“Hubris is a fit word for today’s demolition of the Voting Rights Act,” Supreme Court Justice Ruth Bader Ginsburg declared in dissenting from the Supreme Court’s decision gutting the Act.
Ironically, the statute the court found unconstitutional was named the “Fannie Lou Hamer, Rosa Parks, and Coretta Scott King Voting Rights Act Reauthorization and Amendments Act.” Certainly these women will not rest until this misguided decision by the court is corrected.
The opinion by Chief Justice Roberts reflects judicial activism – which conservatives purport to loathe – at its worst.
The court went out of its way to take up the issue by ruling on what legal scholars call a “facial challenge” to a statute (a rarity for the court). It also dissed the 15,000 pages of the legislative record compiled by Congress in 2006, which detailed both flagrant individual voting discrimination situations and systemic discrimination. This demonstrated that the Voting Rights Act was still very much needed.
While the court’s decision rests on the notion that race discrimination in voting has all but been eliminated since the passage of the Voting Rights Act in 1965, as Ginsburg pointed out, we are dealing today with “second generation” discrimination barriers.
The first generation barriers that directly blocked blacks from voting, such as literacy tests, have been replaced by indirect measures, she noted, that dilute or marginalize the impact of the minority vote, such as incorporating majority white areas into city limits.
In her powerful and poignant dissent, Ginsburg tells the story of the “Bloody Sunday” that caused Martin Luther King, Jr. to lead a march from Selma, the site of the protesters bloodshed, to Montgomery, Alabama’s capital, to call for passage of the Voting Rights Act. And she also tells the story of how race discrimination in voting still infects our democracy.

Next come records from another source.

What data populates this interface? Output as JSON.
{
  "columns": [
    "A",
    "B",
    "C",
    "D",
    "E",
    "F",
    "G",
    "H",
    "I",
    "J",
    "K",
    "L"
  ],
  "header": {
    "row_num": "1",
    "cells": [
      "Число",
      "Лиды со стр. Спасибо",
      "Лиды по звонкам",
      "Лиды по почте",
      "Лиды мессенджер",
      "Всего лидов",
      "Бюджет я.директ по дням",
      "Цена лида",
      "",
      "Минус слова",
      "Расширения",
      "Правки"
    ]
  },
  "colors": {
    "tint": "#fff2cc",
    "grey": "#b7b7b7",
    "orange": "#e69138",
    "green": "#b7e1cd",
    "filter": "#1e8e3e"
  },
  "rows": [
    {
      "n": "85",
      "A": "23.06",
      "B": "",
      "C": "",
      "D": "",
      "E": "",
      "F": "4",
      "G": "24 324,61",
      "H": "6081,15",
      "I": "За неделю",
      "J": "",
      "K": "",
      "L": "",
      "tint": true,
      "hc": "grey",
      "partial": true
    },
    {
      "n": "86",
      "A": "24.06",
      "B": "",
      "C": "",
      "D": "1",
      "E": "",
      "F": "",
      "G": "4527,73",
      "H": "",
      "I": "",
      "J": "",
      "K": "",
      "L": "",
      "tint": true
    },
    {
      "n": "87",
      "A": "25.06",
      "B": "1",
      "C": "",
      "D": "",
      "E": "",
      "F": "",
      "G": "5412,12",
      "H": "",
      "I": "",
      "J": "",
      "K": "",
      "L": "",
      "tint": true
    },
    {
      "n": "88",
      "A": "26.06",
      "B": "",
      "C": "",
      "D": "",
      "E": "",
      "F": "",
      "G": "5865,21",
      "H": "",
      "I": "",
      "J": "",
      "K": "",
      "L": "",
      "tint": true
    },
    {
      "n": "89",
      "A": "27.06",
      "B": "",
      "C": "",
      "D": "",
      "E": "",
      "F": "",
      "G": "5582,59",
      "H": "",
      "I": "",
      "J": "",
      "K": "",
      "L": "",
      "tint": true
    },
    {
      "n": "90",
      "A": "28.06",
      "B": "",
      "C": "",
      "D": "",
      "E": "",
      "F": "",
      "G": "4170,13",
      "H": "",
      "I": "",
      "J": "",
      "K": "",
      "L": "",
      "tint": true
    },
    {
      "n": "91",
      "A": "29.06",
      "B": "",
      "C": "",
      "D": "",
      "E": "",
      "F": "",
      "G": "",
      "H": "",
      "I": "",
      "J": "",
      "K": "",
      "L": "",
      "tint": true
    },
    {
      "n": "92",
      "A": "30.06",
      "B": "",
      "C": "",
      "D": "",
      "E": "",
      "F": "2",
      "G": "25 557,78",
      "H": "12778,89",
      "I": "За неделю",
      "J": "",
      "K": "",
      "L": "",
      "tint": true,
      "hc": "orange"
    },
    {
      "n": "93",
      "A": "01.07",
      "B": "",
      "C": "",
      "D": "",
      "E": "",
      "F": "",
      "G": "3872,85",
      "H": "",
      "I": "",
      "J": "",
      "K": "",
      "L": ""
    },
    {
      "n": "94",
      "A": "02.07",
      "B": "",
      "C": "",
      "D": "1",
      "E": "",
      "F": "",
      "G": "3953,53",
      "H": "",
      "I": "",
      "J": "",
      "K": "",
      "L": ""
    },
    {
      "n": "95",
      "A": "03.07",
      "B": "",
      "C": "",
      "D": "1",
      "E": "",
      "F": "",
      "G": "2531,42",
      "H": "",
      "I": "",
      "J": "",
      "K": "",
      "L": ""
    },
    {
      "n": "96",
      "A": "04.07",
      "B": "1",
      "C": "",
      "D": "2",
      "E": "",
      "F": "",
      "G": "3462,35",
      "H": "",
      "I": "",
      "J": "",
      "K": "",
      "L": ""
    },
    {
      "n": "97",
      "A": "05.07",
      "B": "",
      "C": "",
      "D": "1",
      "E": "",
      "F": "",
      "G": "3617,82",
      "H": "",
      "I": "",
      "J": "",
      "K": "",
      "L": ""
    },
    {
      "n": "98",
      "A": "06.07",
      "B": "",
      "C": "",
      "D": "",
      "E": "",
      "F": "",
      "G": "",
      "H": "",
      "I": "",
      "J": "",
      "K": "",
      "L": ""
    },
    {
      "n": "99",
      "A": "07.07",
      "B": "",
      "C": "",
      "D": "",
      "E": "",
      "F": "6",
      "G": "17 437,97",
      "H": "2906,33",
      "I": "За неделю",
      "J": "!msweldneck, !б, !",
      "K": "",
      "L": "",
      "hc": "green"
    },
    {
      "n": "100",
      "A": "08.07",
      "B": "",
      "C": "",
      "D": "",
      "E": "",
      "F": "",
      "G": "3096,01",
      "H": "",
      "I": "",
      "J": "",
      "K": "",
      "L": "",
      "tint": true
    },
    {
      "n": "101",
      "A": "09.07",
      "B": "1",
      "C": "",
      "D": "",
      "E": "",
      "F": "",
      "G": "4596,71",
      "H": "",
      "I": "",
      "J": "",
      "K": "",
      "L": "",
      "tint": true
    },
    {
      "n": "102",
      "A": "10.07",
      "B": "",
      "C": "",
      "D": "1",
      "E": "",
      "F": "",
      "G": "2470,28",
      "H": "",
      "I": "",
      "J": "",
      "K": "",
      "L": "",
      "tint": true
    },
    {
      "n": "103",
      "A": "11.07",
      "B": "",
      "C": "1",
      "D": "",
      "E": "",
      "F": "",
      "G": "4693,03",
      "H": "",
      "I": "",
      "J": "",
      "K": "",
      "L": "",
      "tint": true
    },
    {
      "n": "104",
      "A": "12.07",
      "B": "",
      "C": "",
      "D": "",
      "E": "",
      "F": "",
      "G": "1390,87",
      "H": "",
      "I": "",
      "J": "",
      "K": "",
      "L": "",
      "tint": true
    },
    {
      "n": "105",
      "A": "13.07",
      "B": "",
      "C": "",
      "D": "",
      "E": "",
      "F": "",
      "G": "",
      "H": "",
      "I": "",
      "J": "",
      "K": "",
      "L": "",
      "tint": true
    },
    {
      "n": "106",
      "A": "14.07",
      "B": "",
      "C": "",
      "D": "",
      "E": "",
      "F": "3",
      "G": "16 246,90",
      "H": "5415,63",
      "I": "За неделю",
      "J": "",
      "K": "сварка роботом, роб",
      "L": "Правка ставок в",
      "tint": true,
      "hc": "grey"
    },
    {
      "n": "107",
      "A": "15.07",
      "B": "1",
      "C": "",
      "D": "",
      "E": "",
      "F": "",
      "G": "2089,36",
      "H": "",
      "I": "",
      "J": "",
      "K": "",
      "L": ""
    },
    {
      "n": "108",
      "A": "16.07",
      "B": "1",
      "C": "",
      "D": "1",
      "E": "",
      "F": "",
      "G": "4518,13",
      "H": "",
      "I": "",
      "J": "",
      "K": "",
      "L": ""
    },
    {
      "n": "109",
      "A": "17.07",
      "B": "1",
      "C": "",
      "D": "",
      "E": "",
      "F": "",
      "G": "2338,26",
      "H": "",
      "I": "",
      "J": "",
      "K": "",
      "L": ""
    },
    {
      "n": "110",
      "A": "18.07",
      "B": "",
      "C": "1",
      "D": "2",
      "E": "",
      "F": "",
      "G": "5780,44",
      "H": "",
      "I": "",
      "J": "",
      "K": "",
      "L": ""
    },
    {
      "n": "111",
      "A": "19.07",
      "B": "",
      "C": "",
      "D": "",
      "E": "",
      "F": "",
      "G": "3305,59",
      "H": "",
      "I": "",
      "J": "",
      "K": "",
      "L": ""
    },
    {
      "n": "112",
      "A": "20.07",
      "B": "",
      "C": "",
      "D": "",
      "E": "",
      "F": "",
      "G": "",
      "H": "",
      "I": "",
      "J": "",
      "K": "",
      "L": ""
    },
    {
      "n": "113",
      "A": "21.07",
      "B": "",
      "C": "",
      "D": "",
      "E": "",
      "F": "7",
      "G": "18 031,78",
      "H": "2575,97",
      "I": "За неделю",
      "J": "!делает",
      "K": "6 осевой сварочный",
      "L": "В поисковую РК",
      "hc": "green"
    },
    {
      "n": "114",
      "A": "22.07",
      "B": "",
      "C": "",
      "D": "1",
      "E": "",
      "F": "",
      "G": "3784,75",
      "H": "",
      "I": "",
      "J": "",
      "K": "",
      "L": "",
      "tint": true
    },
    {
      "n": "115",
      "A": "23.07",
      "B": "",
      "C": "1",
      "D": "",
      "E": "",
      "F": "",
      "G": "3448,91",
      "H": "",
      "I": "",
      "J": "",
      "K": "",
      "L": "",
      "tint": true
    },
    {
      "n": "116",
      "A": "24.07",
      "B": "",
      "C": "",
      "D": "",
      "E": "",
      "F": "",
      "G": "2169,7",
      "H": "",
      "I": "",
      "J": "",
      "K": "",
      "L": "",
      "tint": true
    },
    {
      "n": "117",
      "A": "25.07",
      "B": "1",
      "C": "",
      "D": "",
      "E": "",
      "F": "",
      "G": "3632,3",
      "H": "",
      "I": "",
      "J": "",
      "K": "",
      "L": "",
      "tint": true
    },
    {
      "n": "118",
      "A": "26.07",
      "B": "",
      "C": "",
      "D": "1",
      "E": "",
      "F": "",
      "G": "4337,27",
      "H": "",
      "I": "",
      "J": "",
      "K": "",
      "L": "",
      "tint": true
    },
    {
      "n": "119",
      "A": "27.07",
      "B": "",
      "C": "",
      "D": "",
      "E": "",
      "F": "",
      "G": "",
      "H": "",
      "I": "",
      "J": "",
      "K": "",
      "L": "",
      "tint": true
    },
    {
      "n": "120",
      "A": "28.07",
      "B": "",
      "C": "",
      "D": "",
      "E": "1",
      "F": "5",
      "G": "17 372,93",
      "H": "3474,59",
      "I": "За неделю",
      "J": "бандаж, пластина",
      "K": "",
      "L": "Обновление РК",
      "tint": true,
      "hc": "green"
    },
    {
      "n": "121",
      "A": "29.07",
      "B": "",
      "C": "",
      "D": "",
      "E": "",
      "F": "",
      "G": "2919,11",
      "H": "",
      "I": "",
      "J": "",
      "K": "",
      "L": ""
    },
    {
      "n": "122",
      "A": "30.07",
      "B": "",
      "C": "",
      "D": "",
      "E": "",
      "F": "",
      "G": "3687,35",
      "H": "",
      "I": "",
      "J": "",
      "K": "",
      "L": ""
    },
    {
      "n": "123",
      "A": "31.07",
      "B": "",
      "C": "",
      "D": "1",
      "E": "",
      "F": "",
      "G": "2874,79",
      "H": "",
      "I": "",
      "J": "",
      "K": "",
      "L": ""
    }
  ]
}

She points to a recent case involving an FBI investigation that “provides a further window into the persistence of racial discrimination in state politics.” FBI wiretaps of some white state senators revealed them making racial slurs – calling fellow black legislators “Aborigines” – which, Ginsburg observed, led the judge who presided in the case to conclude that racist sentiments “remain regrettably entrenched in the highest echelons of state government.”
If there is any redeeming value to the court’s decision, it is that it leaves the door open to Congress to fix the court’s clear setback to democracy. We urge the Congress to immediately act to reinstate the voting rights stripped by the court’s decision. For as Ginsburg pointed out in citing a 1886 Supreme Court case, the right to vote is the “preservative of all rights.”